Last weekend was the annual American College of Rheumatology Conference, and though I was not in attendance, I learned that some intriguing information was revealed.
Much news, information, and research was shared, but there were a few key elements that could mean good things for those with rheumatoid arthritis.
Though the information has been “out there” for awhile, it was further elaborated upon this last weekend.
So let’s learn more about these potential advances in RA research.
If you have Rheumatoid Arthritis or a similar rheumatic condition, you have probably heard about Anti-TNFs (also called TNF-blockers) and also treatments that affect the B-cells.
A newer class of biologics that work differently than the existing ones are called JAK Inhibitors, and they are at present being further looked into. According to the ACR and MedPage Today, “JAK has attracted increasing attention as a drug target in rheumatoid arthritis because it’s central to the inflammatory response — mediating the release of tumor necrosis factor and other cytokines — and because, as a kinase enzyme, it should be amenable to blockade by an oral, small-molecule drug.” The emergence of the JAK kinase as the new hot target in rheumatoid arthritis has been further cemented “with positive phase II data on an oral drug that may compete with the field’s current leader.” Tony James from The Rheumatology Update agrees. “The novel oral JAK inhibitor tofacitinib significantly improves the signs and symptoms of RA in patients unresponsive to other TNF inhibitors, a phase III study shows.”

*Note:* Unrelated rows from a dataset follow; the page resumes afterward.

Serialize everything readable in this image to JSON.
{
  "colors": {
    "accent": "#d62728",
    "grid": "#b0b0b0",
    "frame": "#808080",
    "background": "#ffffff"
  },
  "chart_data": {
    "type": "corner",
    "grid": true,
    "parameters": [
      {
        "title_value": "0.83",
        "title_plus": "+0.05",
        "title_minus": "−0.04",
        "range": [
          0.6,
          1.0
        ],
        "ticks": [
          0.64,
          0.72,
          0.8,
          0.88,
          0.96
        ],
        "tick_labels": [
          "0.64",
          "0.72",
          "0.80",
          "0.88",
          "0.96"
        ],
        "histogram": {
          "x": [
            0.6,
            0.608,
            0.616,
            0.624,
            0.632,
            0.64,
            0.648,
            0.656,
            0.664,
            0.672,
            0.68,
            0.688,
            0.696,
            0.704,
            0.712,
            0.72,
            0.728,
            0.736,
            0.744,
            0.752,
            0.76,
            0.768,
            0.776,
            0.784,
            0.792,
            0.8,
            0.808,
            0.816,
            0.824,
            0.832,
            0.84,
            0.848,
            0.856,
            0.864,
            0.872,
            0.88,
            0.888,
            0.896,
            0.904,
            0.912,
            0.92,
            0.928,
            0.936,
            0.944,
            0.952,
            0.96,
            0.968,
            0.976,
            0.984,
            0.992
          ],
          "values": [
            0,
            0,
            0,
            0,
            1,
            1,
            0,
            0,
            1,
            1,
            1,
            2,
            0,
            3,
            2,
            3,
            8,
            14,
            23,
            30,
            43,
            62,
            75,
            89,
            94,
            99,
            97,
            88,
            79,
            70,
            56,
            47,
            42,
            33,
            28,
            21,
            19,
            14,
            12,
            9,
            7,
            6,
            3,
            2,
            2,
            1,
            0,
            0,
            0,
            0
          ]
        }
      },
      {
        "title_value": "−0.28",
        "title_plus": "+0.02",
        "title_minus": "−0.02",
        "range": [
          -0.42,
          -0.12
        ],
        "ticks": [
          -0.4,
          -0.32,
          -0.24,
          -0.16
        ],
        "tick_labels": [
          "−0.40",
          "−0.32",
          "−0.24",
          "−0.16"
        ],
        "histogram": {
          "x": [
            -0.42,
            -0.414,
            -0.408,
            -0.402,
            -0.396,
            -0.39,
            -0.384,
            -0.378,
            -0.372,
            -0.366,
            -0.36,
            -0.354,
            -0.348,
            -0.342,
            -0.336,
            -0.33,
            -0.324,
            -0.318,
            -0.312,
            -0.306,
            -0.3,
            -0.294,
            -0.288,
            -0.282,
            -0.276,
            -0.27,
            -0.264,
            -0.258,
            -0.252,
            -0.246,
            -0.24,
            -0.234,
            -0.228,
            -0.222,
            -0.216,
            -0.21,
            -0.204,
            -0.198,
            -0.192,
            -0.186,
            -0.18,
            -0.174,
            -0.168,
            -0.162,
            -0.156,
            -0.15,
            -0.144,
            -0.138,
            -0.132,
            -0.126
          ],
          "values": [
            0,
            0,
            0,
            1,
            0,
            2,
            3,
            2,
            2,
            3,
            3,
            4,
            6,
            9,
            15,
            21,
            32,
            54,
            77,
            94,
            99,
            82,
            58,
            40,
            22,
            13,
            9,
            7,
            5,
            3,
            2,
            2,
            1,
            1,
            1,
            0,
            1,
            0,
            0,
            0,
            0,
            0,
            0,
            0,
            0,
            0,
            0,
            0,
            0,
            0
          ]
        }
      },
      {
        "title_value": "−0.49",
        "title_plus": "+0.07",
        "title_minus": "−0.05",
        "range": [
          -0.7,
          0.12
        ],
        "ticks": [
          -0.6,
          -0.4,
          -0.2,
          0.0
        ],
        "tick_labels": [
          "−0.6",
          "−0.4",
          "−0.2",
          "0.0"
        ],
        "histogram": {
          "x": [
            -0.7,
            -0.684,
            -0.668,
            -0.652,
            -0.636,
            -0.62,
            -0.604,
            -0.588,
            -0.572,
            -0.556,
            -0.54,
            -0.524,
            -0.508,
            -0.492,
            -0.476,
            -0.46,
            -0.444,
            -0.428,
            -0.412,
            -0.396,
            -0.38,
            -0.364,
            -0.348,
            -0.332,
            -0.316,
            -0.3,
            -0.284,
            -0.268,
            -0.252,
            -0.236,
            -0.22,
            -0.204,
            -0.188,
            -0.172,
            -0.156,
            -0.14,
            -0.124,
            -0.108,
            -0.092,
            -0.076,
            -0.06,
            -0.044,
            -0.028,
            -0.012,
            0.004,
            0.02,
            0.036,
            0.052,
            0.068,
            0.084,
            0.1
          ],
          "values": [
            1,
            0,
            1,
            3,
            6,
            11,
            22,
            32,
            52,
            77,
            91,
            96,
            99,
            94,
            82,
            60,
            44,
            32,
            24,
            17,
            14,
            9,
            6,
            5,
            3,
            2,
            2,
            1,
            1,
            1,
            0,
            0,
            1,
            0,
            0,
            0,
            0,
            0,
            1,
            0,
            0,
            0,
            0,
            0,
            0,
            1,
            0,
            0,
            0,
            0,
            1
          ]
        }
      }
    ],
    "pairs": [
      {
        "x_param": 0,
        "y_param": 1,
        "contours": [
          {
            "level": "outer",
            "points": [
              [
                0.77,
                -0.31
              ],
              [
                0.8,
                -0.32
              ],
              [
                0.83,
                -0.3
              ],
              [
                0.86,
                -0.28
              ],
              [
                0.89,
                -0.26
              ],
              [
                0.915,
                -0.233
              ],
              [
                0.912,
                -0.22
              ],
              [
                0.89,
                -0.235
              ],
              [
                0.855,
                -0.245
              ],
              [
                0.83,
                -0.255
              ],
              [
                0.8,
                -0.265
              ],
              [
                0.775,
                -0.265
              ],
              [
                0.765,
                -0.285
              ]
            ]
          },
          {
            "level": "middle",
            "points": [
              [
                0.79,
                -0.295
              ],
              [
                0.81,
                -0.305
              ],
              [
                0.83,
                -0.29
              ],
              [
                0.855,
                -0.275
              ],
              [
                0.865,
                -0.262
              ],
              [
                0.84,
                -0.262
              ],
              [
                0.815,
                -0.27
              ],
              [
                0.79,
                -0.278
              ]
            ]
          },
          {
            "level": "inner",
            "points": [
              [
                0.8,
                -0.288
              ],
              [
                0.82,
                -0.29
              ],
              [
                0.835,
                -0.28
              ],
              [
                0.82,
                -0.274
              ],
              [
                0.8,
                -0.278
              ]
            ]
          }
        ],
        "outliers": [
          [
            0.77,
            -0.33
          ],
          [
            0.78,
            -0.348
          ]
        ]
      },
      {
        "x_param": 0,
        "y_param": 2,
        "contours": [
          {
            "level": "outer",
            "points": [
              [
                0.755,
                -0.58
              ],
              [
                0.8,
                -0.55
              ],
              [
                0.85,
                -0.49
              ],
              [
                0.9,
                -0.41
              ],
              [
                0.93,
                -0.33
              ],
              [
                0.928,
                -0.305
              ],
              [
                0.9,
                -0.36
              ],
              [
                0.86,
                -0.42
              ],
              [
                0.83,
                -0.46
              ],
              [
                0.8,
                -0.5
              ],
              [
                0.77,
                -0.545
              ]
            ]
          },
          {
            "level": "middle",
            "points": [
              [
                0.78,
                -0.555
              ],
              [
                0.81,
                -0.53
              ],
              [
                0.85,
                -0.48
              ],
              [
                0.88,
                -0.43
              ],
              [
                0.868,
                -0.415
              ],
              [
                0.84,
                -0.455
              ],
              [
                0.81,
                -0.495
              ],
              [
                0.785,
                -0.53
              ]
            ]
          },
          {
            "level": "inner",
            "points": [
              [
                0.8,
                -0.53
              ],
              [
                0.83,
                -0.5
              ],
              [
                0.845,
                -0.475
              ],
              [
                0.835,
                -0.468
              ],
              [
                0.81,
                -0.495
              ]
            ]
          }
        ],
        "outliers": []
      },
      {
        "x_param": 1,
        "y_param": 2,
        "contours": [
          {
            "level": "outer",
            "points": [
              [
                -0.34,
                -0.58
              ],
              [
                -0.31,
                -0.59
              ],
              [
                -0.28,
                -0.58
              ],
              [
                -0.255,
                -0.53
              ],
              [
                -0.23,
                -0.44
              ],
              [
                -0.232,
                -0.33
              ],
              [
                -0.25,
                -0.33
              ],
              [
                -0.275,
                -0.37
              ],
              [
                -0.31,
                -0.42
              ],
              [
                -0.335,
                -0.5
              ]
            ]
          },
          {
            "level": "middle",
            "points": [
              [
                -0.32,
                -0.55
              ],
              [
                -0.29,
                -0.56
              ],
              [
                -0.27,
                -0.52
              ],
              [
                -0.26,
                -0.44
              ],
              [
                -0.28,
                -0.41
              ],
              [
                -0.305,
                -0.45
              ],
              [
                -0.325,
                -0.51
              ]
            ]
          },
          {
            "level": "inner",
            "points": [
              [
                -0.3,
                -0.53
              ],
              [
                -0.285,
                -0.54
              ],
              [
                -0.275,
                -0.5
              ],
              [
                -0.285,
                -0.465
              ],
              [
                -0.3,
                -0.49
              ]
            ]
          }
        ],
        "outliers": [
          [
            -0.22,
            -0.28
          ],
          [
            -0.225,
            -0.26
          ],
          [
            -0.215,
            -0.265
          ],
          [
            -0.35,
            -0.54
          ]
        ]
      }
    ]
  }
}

Other promising news included a vaccine designed to re-educate the immune system. According to a press release issued from the ACR Conference this past Saturday, “A vaccine designed to re-educate the immune system has been shown to be safe and feasible in the treatment of rheumatoid arthritis, according to research presented this week at the American College of Rheumatology Annual Scientific Meeting in Chicago. ‘RA is caused by an aberrant response that can be triggered by disease-specific antigens, or proteins,’ says lead investigator Ranjeny Thomas, MBBS MD; professor of rheumatology at The University of Queensland Diamantina Institute. ‘Current treatments attempt to reduce the joint destruction associated with this disease by targeting the inflammation that is a consequence of this immune response. However, non-specific suppression of inflammation may increase infection, and drugs may be toxic to vital organs.’
Dr. Thomas’ team recently completed a study looking at the feasibility and safety of using a vaccine, called Rheumavax®, to reduce the way a person’s immune system reacts towards the disease antigens thought to cause RA.
‘Approximately 70 to 80 percent of RA patients make antibodies towards RA-specific antigens called citrullinated peptides, which are identifiable with a blood test,’ explains Dr. Thomas. ‘While antigen-specific immune tolerance is a major goal for RA prevention and treatment, early trials failed to show a response, and the strategy was abandoned when biologic therapy was spectacularly successful. We reasoned the problem might be solved if the dendritic cells that normally educate the immune system towards these antigens were modified with a drug that would promote immune tolerance.’ And, with that thought in mind, Dr. Thomas’ team designed Rheumavax using drug-modified dendritic cells (generated from a person’s own blood) and citrullinated peptide antigens, to suppress specific RA immune reactivity (or restore immune tolerance) – leaving broader immunity towards infections intact.” You can read more, here.
For the estimated 1.3 million Americans with Rheumatoid Arthrtitis, both of these advances could be great news. Imagine if it were as simple as a vaccine.
Fingers (awkwardly, painfully) crossed!